Examining more than 15 million observations of monthly patient-level data from Medicare’s United States Renal Data System, Eliason and co-authors find no evidence of adverse effects on patients. “Prior authorization had very close to zero effect on patients,” Eliason noted. “We see no statistically significant impact on monthly dialysis sessions, suggesting patients are still able to get to their appointments, and no apparent impact on hospitalizations or deaths. This holds true even when we restrict attention to patients who relied on ambulance rides the most.”
Prior authorization also had large effects on the market for ambulance services. Eliason and co-authors show that the number of ambulance companies fell by almost 25% in the month immediately following prior authorization and that the firms exiting the market were typically those that had offered a higher share of non-emergency rides. “We also found an interesting pattern of specialization in the wake of prior authorization,” Eliason said. “Firms that offered very few non-emergency rides seem to have stopped offering this service entirely, while other firms appear to specialize by offering only non-emergency rides. This is consistent with economies of scale in administrative capabilities, where firms are willing to invest in learning how to gain prior approval for ambulance services only if they can spread that cost over a sufficiently large number of patients.”
The study also contributes to a long-running debate among economists over whether litigation or regulation is the most cost-effective tool to enforce anti-fraud rules. Litigation concentrates enforcement resources, which in this context would be investigative and court costs, on only those cases where fraud is suspected. “What makes litigation really appealing is that it can deter would-be fraudsters. Once you get deterrence, it drives down enforcement costs because firms govern themselves to avoid prosecution,” Eliason explained. Regulation, on the other hand, usually requires up-front enforcement costs in the form of claim review, documentation, and monitoring. These can be smaller than the litigation costs, but they must be incurred by everyone, not only those suspected of fraud. “Our study is the first large-scale empirical analysis to look at the relative effectiveness of these approaches,” Eliason said.
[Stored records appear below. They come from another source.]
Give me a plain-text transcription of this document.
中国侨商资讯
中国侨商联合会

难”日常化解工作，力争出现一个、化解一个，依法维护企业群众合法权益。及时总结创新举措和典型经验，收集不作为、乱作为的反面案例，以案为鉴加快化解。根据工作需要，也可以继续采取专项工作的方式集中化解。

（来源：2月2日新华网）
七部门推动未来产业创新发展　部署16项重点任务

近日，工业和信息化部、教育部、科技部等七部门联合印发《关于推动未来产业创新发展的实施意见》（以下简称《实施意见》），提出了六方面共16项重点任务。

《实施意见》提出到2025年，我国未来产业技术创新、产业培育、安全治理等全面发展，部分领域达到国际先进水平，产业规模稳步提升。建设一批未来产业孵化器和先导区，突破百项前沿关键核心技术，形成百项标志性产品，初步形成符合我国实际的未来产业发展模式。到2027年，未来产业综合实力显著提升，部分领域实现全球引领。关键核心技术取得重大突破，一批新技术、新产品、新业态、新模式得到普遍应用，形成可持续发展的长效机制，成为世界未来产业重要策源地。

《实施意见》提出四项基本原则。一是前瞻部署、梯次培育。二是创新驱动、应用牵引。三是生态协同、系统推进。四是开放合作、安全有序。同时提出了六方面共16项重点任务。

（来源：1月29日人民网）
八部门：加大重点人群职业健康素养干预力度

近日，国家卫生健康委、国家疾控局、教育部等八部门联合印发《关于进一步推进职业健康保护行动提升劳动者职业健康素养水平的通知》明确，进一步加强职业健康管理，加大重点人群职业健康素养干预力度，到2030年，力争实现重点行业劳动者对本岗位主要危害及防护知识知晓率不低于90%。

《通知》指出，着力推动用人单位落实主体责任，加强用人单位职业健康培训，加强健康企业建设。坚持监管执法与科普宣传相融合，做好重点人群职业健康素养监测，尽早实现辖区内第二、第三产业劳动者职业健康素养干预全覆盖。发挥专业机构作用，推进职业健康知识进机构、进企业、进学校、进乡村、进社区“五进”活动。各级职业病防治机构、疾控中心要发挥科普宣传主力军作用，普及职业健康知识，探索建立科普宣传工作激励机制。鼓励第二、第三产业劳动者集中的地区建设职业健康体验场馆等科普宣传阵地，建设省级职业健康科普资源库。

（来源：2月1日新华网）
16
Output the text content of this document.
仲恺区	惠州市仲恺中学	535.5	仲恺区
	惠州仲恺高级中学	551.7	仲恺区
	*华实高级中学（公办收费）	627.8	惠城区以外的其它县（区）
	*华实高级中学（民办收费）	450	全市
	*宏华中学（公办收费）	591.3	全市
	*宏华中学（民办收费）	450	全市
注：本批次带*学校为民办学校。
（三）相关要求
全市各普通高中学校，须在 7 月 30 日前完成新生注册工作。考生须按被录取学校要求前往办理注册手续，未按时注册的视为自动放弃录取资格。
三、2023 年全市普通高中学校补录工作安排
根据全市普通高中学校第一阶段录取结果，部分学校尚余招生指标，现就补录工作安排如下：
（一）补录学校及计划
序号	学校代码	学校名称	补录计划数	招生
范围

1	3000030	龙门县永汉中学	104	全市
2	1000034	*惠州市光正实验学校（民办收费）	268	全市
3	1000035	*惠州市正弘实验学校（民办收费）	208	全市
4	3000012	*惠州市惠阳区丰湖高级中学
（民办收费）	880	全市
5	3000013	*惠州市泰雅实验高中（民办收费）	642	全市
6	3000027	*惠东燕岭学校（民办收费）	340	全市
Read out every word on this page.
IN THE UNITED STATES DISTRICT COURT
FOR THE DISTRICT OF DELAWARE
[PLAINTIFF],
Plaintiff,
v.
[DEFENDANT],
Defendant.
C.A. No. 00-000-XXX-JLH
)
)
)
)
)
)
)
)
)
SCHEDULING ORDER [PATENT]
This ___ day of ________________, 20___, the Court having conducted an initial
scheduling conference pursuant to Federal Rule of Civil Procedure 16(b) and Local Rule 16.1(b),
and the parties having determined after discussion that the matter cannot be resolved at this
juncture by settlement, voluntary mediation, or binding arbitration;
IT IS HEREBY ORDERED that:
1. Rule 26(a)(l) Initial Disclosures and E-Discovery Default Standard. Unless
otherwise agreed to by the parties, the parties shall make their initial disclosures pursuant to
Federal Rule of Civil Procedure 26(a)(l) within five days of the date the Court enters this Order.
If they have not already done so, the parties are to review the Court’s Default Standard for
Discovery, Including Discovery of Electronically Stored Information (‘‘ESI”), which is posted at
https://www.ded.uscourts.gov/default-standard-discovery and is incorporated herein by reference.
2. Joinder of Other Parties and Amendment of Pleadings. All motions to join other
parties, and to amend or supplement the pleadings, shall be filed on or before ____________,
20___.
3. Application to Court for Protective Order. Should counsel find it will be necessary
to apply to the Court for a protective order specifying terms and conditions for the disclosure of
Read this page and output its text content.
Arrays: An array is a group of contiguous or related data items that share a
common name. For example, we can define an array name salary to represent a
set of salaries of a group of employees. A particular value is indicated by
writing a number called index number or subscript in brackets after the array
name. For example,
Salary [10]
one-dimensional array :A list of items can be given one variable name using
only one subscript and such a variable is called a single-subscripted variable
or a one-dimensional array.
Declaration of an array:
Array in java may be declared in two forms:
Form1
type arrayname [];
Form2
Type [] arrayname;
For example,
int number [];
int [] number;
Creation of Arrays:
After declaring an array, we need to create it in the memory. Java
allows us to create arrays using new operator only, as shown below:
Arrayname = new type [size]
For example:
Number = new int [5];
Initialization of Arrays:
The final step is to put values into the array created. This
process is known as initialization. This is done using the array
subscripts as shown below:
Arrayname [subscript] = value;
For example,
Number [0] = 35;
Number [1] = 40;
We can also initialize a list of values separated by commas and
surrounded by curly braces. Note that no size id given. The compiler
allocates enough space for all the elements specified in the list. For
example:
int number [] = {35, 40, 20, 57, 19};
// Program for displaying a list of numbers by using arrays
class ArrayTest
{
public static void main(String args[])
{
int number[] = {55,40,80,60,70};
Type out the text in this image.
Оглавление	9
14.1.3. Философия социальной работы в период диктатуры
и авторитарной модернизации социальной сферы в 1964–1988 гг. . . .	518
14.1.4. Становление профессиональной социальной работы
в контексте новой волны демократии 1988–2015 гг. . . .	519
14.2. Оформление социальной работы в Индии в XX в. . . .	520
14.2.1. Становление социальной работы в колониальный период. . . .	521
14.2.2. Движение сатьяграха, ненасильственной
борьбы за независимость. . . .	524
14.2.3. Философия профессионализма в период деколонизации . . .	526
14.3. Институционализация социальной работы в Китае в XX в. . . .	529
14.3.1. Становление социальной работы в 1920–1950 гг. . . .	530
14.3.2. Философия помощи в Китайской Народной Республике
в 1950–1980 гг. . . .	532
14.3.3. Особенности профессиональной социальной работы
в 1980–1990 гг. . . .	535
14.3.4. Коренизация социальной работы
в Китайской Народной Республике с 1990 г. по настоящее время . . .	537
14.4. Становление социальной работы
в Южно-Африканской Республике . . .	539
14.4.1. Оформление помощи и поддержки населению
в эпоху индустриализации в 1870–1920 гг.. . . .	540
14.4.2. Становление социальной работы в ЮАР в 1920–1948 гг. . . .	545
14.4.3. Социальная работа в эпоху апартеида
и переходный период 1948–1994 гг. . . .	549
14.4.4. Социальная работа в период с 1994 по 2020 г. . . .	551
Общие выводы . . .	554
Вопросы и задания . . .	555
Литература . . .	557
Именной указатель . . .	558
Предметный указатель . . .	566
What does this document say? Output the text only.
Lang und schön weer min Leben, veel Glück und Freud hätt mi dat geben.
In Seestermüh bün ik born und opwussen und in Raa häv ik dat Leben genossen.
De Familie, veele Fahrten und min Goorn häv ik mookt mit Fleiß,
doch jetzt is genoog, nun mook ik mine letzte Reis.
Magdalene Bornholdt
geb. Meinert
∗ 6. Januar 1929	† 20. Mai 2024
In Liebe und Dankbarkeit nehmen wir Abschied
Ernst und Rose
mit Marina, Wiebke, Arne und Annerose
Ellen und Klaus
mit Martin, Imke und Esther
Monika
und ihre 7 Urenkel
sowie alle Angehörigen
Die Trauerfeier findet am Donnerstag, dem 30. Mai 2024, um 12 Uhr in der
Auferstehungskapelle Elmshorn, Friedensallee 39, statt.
Eliason highlighted two potential reasons why regulation may outperform litigation in the ambulance-taxi setting. For ambulance companies, he explained, the expected cost of committing fraud depends on the probability of being caught and the size of the penalty associated with being caught. “Both are probably low in this context,” he said. “Investigative resources are limited, and most investigators don’t see enough healthcare fraud cases to become experts. This reduces the probability of detection. Further, many ambulance companies are small, and limited liability makes it easy for them to spend down ill-gotten gains, leaving only a small asset base for the government to recover in civil litigation.”
Paul Eliason, Riley League, Jetson Leder-Luis, Ryan C. McDevitt, and James W. Roberts, 2024, “Ambulance Taxis: The Impact of Regulation and Litigation of Health Care Fraud,” Journal of Political Economy, forthcoming.